In fiscal 2017, JNJ’s Zytiga reported revenues of $2.5 billion, which is ~11.0% growth on a YoY basis. In 2017, in the US markets and international markets, Zytiga reported revenues of $1.2 billion and $1.3 billion, respectively, compared to $1.1 billion and $1.2 billion in 2016, which reflected ~13.0% and ~10.0% YoY growth.
In February 2018, the FDA approved a new indication for Johnson & Johnson’s Zytiga. The FDA approved Zytiga and prednisone combination therapy for the treatment of individuals with metastatic high-risk castration-sensitive prostate cancer (or CSPC).
The FDA approval of Zytiga was based on the results of the pivotal Phase 3 LATITUDE trial. In the LATITUDE trial, Zytiga and prednisone combination therapy demonstrated a reduction in the risk of death by 38.0% compared to placebo.

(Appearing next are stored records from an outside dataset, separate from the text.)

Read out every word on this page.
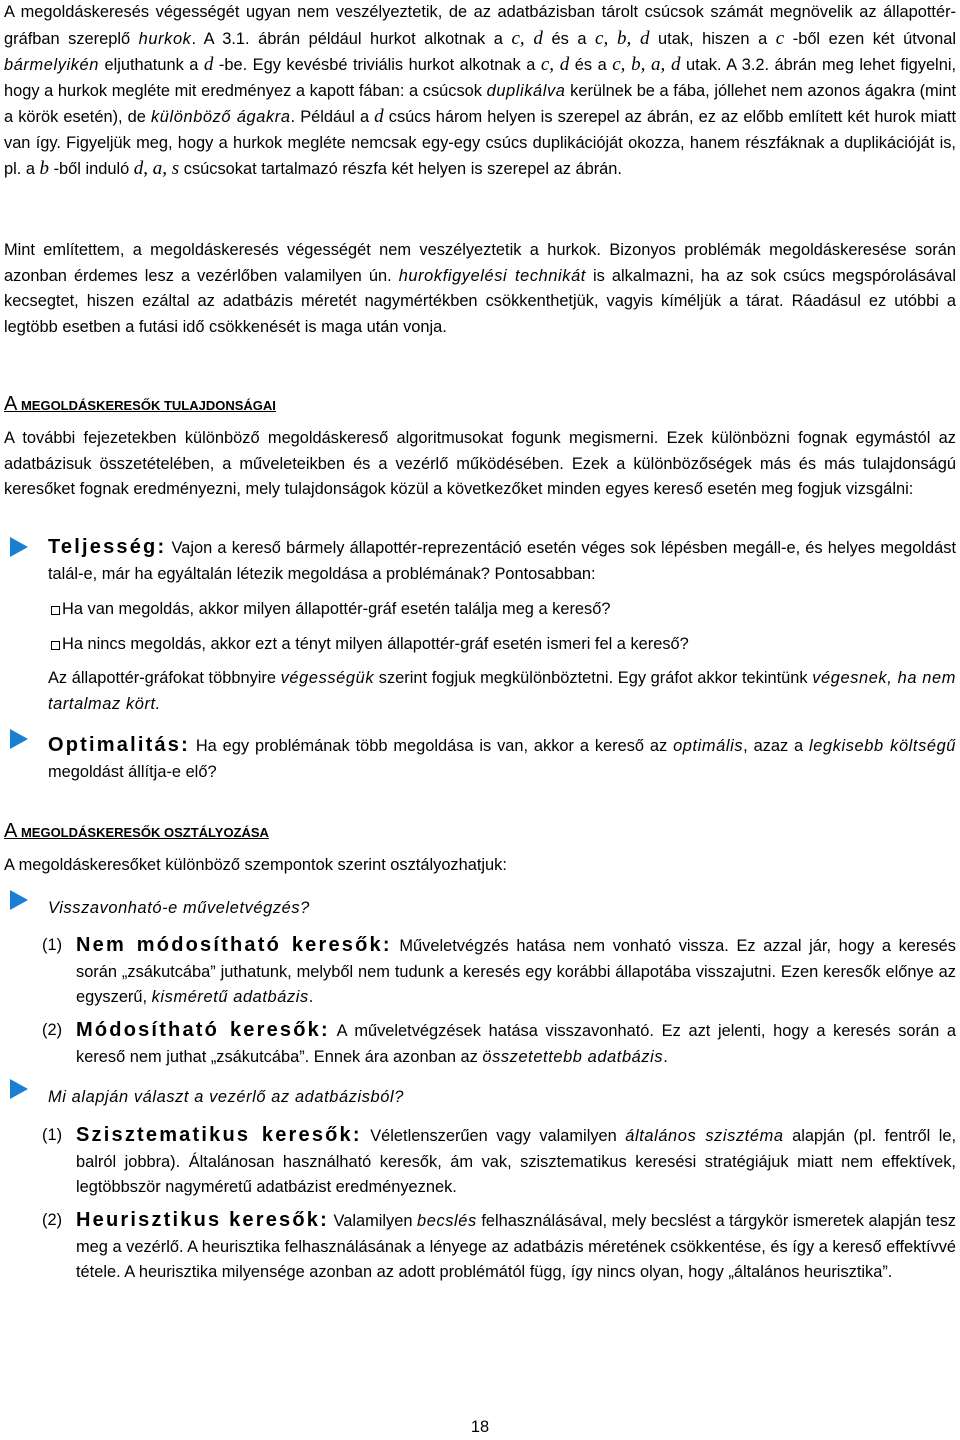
A megoldáskeresés végességét ugyan nem veszélyeztetik, de az adatbázisban tárolt csúcsok számát megnövelik az állapottér-gráfban szereplő hurkok. A 3.1. ábrán például hurkot alkotnak a c, d és a c, b, d utak, hiszen a c -ből ezen két útvonal bármelyikén eljuthatunk a d -be. Egy kevésbé triviális hurkot alkotnak a c, d és a c, b, a, d utak. A 3.2. ábrán meg lehet figyelni, hogy a hurkok megléte mit eredményez a kapott fában: a csúcsok duplikálva kerülnek be a fába, jóllehet nem azonos ágakra (mint a körök esetén), de különböző ágakra. Például a d csúcs három helyen is szerepel az ábrán, ez az előbb említett két hurok miatt van így. Figyeljük meg, hogy a hurkok megléte nemcsak egy-egy csúcs duplikációját okozza, hanem részfáknak a duplikációját is, pl. a b -ből induló d, a, s csúcsokat tartalmazó részfa két helyen is szerepel az ábrán.

Mint említettem, a megoldáskeresés végességét nem veszélyeztetik a hurkok. Bizonyos problémák megoldáskeresése során azonban érdemes lesz a vezérlőben valamilyen ún. hurokfigyelési technikát is alkalmazni, ha az sok csúcs megspórolásával kecsegtet, hiszen ezáltal az adatbázis méretét nagymértékben csökkenthetjük, vagyis kíméljük a tárat. Ráadásul ez utóbbi a legtöbb esetben a futási idő csökkenését is maga után vonja.

A MEGOLDÁSKERESŐK TULAJDONSÁGAI

A további fejezetekben különböző megoldáskereső algoritmusokat fogunk megismerni. Ezek különbözni fognak egymástól az adatbázisuk összetételében, a műveleteikben és a vezérlő működésében. Ezek a különbözőségek más és más tulajdonságú keresőket fognak eredményezni, mely tulajdonságok közül a következőket minden egyes kereső esetén meg fogjuk vizsgálni:

Teljesség: Vajon a kereső bármely állapottér-reprezentáció esetén véges sok lépésben megáll-e, és helyes megoldást talál-e, már ha egyáltalán létezik megoldása a problémának? Pontosabban:

Ha van megoldás, akkor milyen állapottér-gráf esetén találja meg a kereső?

Ha nincs megoldás, akkor ezt a tényt milyen állapottér-gráf esetén ismeri fel a kereső?

Az állapottér-gráfokat többnyire végességük szerint fogjuk megkülönböztetni. Egy gráfot akkor tekintünk végesnek, ha nem tartalmaz kört.

Optimalitás: Ha egy problémának több megoldása is van, akkor a kereső az optimális, azaz a legkisebb költségű megoldást állítja-e elő?

A MEGOLDÁSKERESŐK OSZTÁLYOZÁSA

A megoldáskeresőket különböző szempontok szerint osztályozhatjuk:

Visszavonható-e műveletvégzés?

(1) Nem módosítható keresők: Műveletvégzés hatása nem vonható vissza. Ez azzal jár, hogy a keresés során „zsákutcába” juthatunk, melyből nem tudunk a keresés egy korábbi állapotába visszajutni. Ezen keresők előnye az egyszerű, kisméretű adatbázis.

(2) Módosítható keresők: A műveletvégzések hatása visszavonható. Ez azt jelenti, hogy a keresés során a kereső nem juthat „zsákutcába”. Ennek ára azonban az összetettebb adatbázis.

Mi alapján választ a vezérlő az adatbázisból?

(1) Szisztematikus keresők: Véletlenszerűen vagy valamilyen általános szisztéma alapján (pl. fentről le, balról jobbra). Általánosan használható keresők, ám vak, szisztematikus keresési stratégiájuk miatt nem effektívek, legtöbbször nagyméretű adatbázist eredményeznek.

(2) Heurisztikus keresők: Valamilyen becslés felhasználásával, mely becslést a tárgykör ismeretek alapján tesz meg a vezérlő. A heurisztika felhasználásának a lényege az adatbázis méretének csökkentése, és így a kereső effektívvé tétele. A heurisztika milyensége azonban az adott problémától függ, így nincs olyan, hogy „általános heurisztika”.

18
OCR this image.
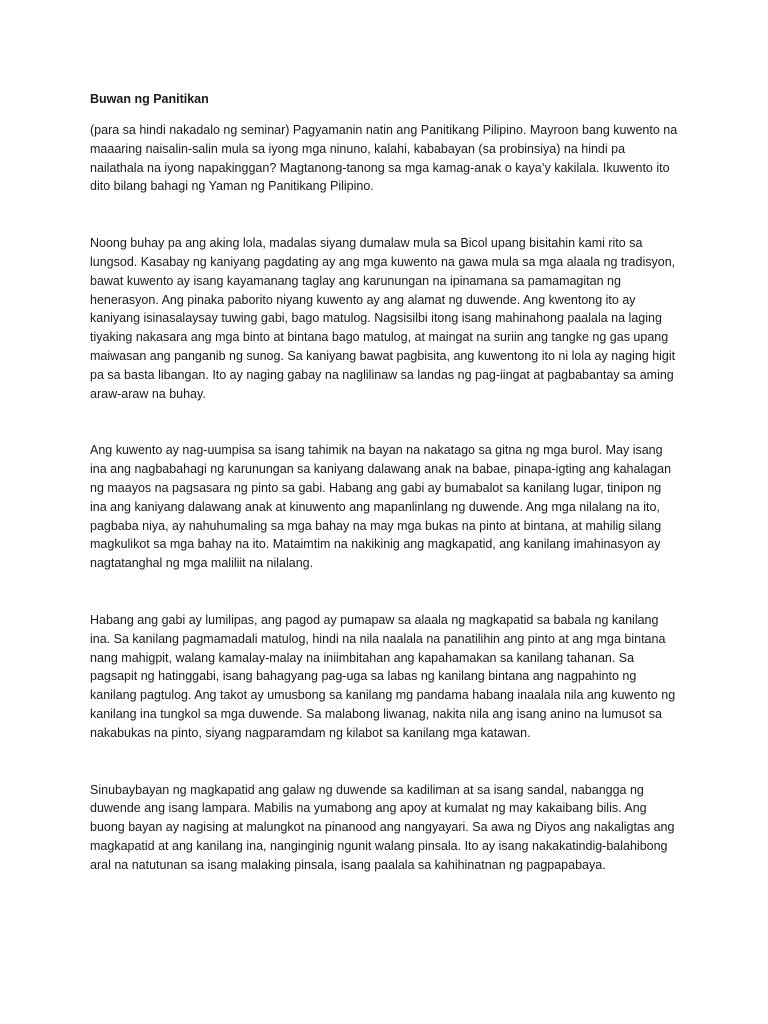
Buwan ng Panitikan

(para sa hindi nakadalo ng seminar) Pagyamanin natin ang Panitikang Pilipino. Mayroon bang kuwento na maaaring naisalin-salin mula sa iyong mga ninuno, kalahi, kababayan (sa probinsiya) na hindi pa nailathala na iyong napakinggan? Magtanong-tanong sa mga kamag-anak o kaya’y kakilala. Ikuwento ito dito bilang bahagi ng Yaman ng Panitikang Pilipino.

Noong buhay pa ang aking lola, madalas siyang dumalaw mula sa Bicol upang bisitahin kami rito sa lungsod. Kasabay ng kaniyang pagdating ay ang mga kuwento na gawa mula sa mga alaala ng tradisyon, bawat kuwento ay isang kayamanang taglay ang karunungan na ipinamana sa pamamagitan ng henerasyon. Ang pinaka paborito niyang kuwento ay ang alamat ng duwende. Ang kwentong ito ay kaniyang isinasalaysay tuwing gabi, bago matulog. Nagsisilbi itong isang mahinahong paalala na laging tiyaking nakasara ang mga binto at bintana bago matulog, at maingat na suriin ang tangke ng gas upang maiwasan ang panganib ng sunog. Sa kaniyang bawat pagbisita, ang kuwentong ito ni lola ay naging higit pa sa basta libangan. Ito ay naging gabay na naglilinaw sa landas ng pag-iingat at pagbabantay sa aming araw-araw na buhay.

Ang kuwento ay nag-uumpisa sa isang tahimik na bayan na nakatago sa gitna ng mga burol. May isang ina ang nagbabahagi ng karunungan sa kaniyang dalawang anak na babae, pinapa-igting ang kahalagan ng maayos na pagsasara ng pinto sa gabi. Habang ang gabi ay bumabalot sa kanilang lugar, tinipon ng ina ang kaniyang dalawang anak at kinuwento ang mapanlinlang ng duwende. Ang mga nilalang na ito, pagbaba niya, ay nahuhumaling sa mga bahay na may mga bukas na pinto at bintana, at mahilig silang magkulikot sa mga bahay na ito. Mataimtim na nakikinig ang magkapatid, ang kanilang imahinasyon ay nagtatanghal ng mga maliliit na nilalang.

Habang ang gabi ay lumilipas, ang pagod ay pumapaw sa alaala ng magkapatid sa babala ng kanilang ina. Sa kanilang pagmamadali matulog, hindi na nila naalala na panatilihin ang pinto at ang mga bintana nang mahigpit, walang kamalay-malay na iniimbitahan ang kapahamakan sa kanilang tahanan. Sa pagsapit ng hatinggabi, isang bahagyang pag-uga sa labas ng kanilang bintana ang nagpahinto ng kanilang pagtulog. Ang takot ay umusbong sa kanilang mg pandama habang inaalala nila ang kuwento ng kanilang ina tungkol sa mga duwende. Sa malabong liwanag, nakita nila ang isang anino na lumusot sa nakabukas na pinto, siyang nagparamdam ng kilabot sa kanilang mga katawan.

Sinubaybayan ng magkapatid ang galaw ng duwende sa kadiliman at sa isang sandal, nabangga ng duwende ang isang lampara. Mabilis na yumabong ang apoy at kumalat ng may kakaibang bilis. Ang buong bayan ay nagising at malungkot na pinanood ang nangyayari. Sa awa ng Diyos ang nakaligtas ang magkapatid at ang kanilang ina, nanginginig ngunit walang pinsala. Ito ay isang nakakatindig-balahibong aral na natutunan sa isang malaking pinsala, isang paalala sa kahihinatnan ng pagpapabaya.
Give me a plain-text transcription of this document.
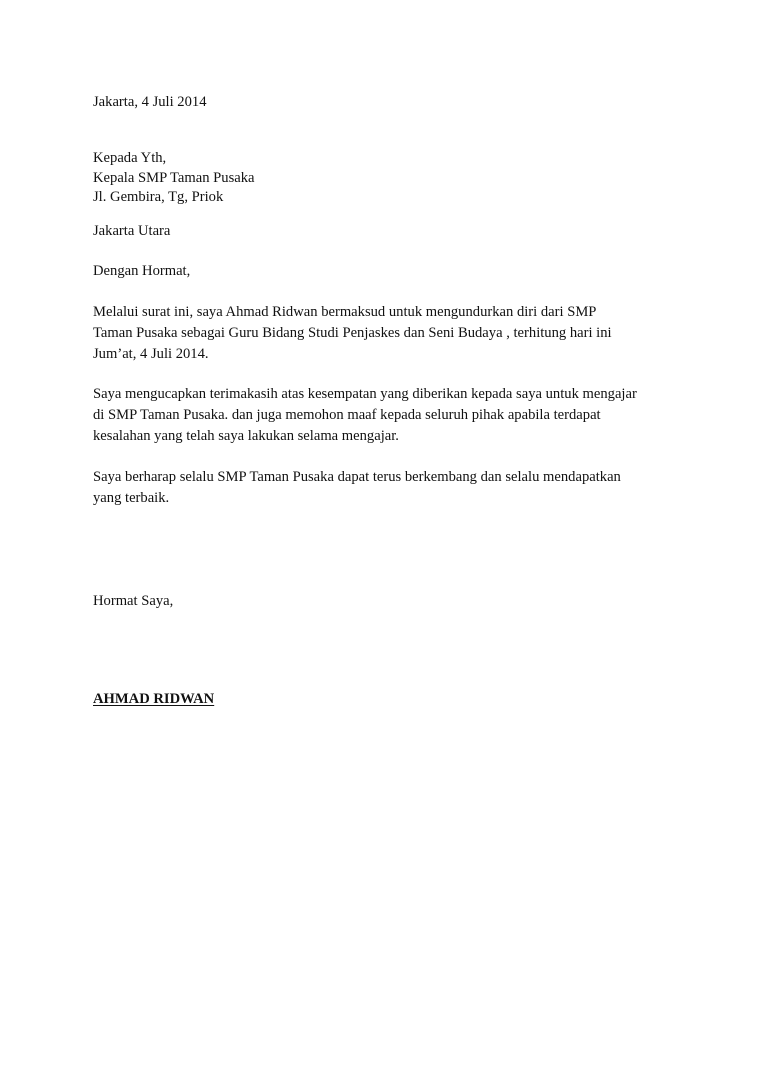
Jakarta, 4 Juli 2014
Kepada Yth,
Kepala SMP Taman Pusaka
Jl. Gembira, Tg, Priok
Jakarta Utara
Dengan Hormat,
Melalui surat ini, saya Ahmad Ridwan bermaksud untuk mengundurkan diri dari SMP
Taman Pusaka sebagai Guru Bidang Studi Penjaskes dan Seni Budaya , terhitung hari ini
Jum’at, 4 Juli 2014.
Saya mengucapkan terimakasih atas kesempatan yang diberikan kepada saya untuk mengajar
di SMP Taman Pusaka. dan juga memohon maaf kepada seluruh pihak apabila terdapat
kesalahan yang telah saya lakukan selama mengajar.
Saya berharap selalu SMP Taman Pusaka dapat terus berkembang dan selalu mendapatkan
yang terbaik.
Hormat Saya,
AHMAD RIDWAN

In February 2018, Health Canada also approved Zytiga for the treatment of newly diagnosed metastatic prostate cancer. The FDA and Health Canada approval of the new indication for Zytiga is expected to boost the sales growth of the drug in 2018. Zytiga (abiraterone acetate) is presently approved for the treatment of individuals with metastatic castration-resistant prostate cancer and CSPC.
According to the Canadian Cancer Society, around 21,300 men are diagnosed with prostate cancer every year. According to American Cancer Society estimates, 164,690 new cases of prostate cancer and 29,430 deaths due to prostate cancer is anticipated in the US in 2018.